Réparateur de carrosserie : un savoir-faire essentiel
Agostino, un homme grand aux cheveux tirés en arrière, partage son parcours professionnel et l’évolution de son métier. Réparateur depuis ses 14 ans, il a vu changer les techniques et les exigences. Un témoignage sur un secteur en fluctuation, alors qu’il se rapproche de la retraite.
Agostino, 57 ans, est réparateur de carrosserie. Il commence sa journée en prenant son café habituel, tranquillement. Une fois son café bu, il se dirige vers le tableau sur lequel est inscrit son prénom. En dessous, on trouve ses fiches de travail indiquant les différentes voitures sur lesquelles il doit travailler. Il rejoint la première voiture de la journée, une BMW, et effectue toutes les réparations indiquées sur la fiche. Il raconte son parcours et son métier, accompagné de sa gestuelle.
Presque un artiste
Agostino a découvert son métier alors qu’il n’avait que 14 ans, lorsqu’il était apprenti. À cette époque-là, il s’occupait de l’entièreté de la réparation des voitures, incluant démontage, remontage, tôlerie, réparation et peinture. C’est à ses 18 ans qu’il est enfin devenu ouvrier, et cela fait 21 ans qu’il travaille chez Carrosserie Karreveld.
Il nous raconte également que son choix professionnel vient d’une passion qu’il a depuis petit : démonter des voitures et « chipoter » avec. Il ajoute aussi que c’est sa mère qui l’a remarqué et l’a poussée vers une carrière dans l’automobile.
Agostino pourrait être comparé à un artiste, voire un sculpteur. Une qualité importante dans son métier est l’utilisation « de ses mains et de sa tête ». Il nous dit :
Parce qu’une voiture, ça a plusieurs formes, ça a plusieurs dessins. Il faut savoir refaire tous ces dessins comme il faut sans que le client ne le remarque.
Le plus compliqué dans son métier est le design des voitures, notamment les camionnettes. Les carrosseries sont aussi plus complexes que les anciennes, à cause des designers qui ajoutent du volume, avec des lignes ou autres, qu’il montre à travers des gestes. Il y a également des évolutions positives dans la carrosserie qui font qu’elle ne rouille pas, ce qui était le problème principal quand il était jeune. Les voitures actuelles sont galvanisées, évitant cela.
Il n’y a pas que les voitures qui se compliquent, les clients aussi. Selon lui, les clients sont plus exigeants quant à l’état de leur voiture une fois sortie du garage. Là où il travaille, ils offrent également la possibilité d’avoir une voiture de remplacement, celle-ci est apportée chez eux lorsqu’ils viennent chercher la voiture endommagée.

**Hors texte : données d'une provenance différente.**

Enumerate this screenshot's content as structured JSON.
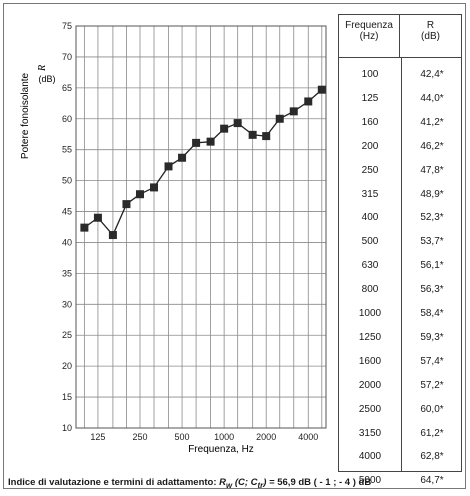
{
  "chart_data": {
    "type": "line",
    "xlabel": "Frequenza, Hz",
    "ylabel": "Potere fonoisolante",
    "ylabel_symbol": "R",
    "ylabel_unit": "(dB)",
    "x_scale": "log",
    "ylim": [
      10,
      75
    ],
    "yticks": [
      10,
      15,
      20,
      25,
      30,
      35,
      40,
      45,
      50,
      55,
      60,
      65,
      70,
      75
    ],
    "xticks": [
      125,
      250,
      500,
      1000,
      2000,
      4000
    ],
    "grid": true,
    "x": [
      100,
      125,
      160,
      200,
      250,
      315,
      400,
      500,
      630,
      800,
      1000,
      1250,
      1600,
      2000,
      2500,
      3150,
      4000,
      5000
    ],
    "values": [
      42.4,
      44.0,
      41.2,
      46.2,
      47.8,
      48.9,
      52.3,
      53.7,
      56.1,
      56.3,
      58.4,
      59.3,
      57.4,
      57.2,
      60.0,
      61.2,
      62.8,
      64.7
    ]
  },
  "table": {
    "header_freq": "Frequenza\n(Hz)",
    "header_r": "R\n(dB)",
    "rows": [
      {
        "f": "100",
        "r": "42,4*"
      },
      {
        "f": "125",
        "r": "44,0*"
      },
      {
        "f": "160",
        "r": "41,2*"
      },
      {
        "f": "200",
        "r": "46,2*"
      },
      {
        "f": "250",
        "r": "47,8*"
      },
      {
        "f": "315",
        "r": "48,9*"
      },
      {
        "f": "400",
        "r": "52,3*"
      },
      {
        "f": "500",
        "r": "53,7*"
      },
      {
        "f": "630",
        "r": "56,1*"
      },
      {
        "f": "800",
        "r": "56,3*"
      },
      {
        "f": "1000",
        "r": "58,4*"
      },
      {
        "f": "1250",
        "r": "59,3*"
      },
      {
        "f": "1600",
        "r": "57,4*"
      },
      {
        "f": "2000",
        "r": "57,2*"
      },
      {
        "f": "2500",
        "r": "60,0*"
      },
      {
        "f": "3150",
        "r": "61,2*"
      },
      {
        "f": "4000",
        "r": "62,8*"
      },
      {
        "f": "5000",
        "r": "64,7*"
      }
    ]
  },
  "footer": {
    "label": "Indice di valutazione e termini di adattamento:",
    "formula": "Rw (C; Ctr) =",
    "value": "56,9 dB",
    "terms": "( - 1 ; - 4 )",
    "unit": "dB"
  },
  "colors": {
    "grid": "#8a8a8a",
    "line": "#222222",
    "marker": "#2a2a2a",
    "border": "#444444"
  }
}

C’est un métier humain, technique et artisanal, proche de celui d’un artiste
Des évolutions dans un secteur fluctuant
Selon Statbel, le volume des ventes de gros et de la réparation de véhicules automobiles et de motocycles a augmenté de 3,6 % en décembre 2025. Des ventes en dents de scie depuis 2021, avec notamment un volume inférieur en août 2025. Chez Carrosserie Karreveld, on ressent l’augmentation des ventes avec environ 150 voitures qui sortent chaque semaine, dont plus ou moins 20 ont été réparées par Agostino.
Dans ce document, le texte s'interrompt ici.